Effects of knee joint position on the triceps Suræ torque-size relationship during plantarflexion in healthy young adults.

We determined the effects of knee joint position on the relationship between maximal voluntary contraction (MVC) isometric plantar flexor torque and architectural properties of the plantar flexors measured at rest in healthy young adults. We obtained 3-D reconstructed muscle architecture data of the right plantar flexor muscles of nine physically active males using T1 and DTI MRI sequences with the knee in ∼5° flexion and at rest. Muscle volume, fascicle length, pennation angle, and physiological cross-sectional area were estimated for the medial and lateral gastrocnemius and the soleus muscle. MVC isometric plantar flexor torque was assessed on a dynamometer with the knee flexed and extended. MVC isometric plantar flexor torque was 59 % lower when performed with the knee flexed (93.1 ± 22.3 N∙m) vs. extended (154.4 ± 37.8 N∙m). Medial (r = 0.70, p = 0.026) and lateral gastrocnemius (r = 0.49, p = 0.048), total soleus (r = 0.79, p = 0.01), and total triceps suræ muscle volume (r = 0.77, p = 0.012) correlated with MVC isometric plantarflexion torque produced with the knee extended. However, only total soleus (r = 0.64, p = 0.028) and triceps suræ volume (r = 0.64, p = 0.031) correlated with MVC isometric plantar flexor torque produced with the knee flexed. Only the total soleus (r = 0.66, p = 0.038) and triceps suræ physiological cross-sectional area (r = 0.55, p = 0.049) correlated with MVC isometric plantar flexor torque performed with knee extended.

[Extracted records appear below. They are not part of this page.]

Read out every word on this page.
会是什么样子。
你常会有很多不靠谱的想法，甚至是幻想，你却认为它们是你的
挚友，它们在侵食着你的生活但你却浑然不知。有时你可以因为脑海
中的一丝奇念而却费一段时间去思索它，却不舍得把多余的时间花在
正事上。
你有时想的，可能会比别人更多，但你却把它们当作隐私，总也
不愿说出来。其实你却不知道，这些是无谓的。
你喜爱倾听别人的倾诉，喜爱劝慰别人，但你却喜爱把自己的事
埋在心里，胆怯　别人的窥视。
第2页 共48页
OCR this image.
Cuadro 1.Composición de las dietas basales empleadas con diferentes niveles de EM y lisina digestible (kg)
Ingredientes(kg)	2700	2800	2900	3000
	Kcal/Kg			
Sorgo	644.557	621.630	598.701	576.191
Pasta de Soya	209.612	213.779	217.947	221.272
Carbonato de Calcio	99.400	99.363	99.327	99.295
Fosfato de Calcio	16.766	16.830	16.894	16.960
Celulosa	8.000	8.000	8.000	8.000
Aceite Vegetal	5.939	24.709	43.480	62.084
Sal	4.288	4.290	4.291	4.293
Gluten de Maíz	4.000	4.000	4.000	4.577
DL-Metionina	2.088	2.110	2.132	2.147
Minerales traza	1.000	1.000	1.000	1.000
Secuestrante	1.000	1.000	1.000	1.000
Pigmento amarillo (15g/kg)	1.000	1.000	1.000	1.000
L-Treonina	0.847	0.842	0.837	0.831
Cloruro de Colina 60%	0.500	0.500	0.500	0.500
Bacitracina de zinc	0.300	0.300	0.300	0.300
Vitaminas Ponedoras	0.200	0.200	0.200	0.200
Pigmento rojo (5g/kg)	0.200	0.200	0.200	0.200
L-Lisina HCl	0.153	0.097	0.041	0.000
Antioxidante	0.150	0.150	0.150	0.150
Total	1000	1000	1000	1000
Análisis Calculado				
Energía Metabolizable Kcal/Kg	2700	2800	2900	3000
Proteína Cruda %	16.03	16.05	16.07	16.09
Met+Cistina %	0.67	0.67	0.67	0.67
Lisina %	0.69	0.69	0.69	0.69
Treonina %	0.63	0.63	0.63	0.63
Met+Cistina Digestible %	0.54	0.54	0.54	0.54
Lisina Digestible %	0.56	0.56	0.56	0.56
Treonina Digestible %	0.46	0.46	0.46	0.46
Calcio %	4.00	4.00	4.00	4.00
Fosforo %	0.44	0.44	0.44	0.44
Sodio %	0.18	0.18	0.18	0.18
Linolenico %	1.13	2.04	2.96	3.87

The data suggest that knee joint position affects torque-size relationship in the gastrocnemius muscles. Additionally, it appears that the total soleus and triceps suræ muscle volumes association with MVC isometric plantar flexor torque is larger than the total physiological cross-sectional area of the triceps suræ. In conclusion, the data suggest that knee joint position affects torque-size relationship in the gastrocnemii but not in the soleus muscle.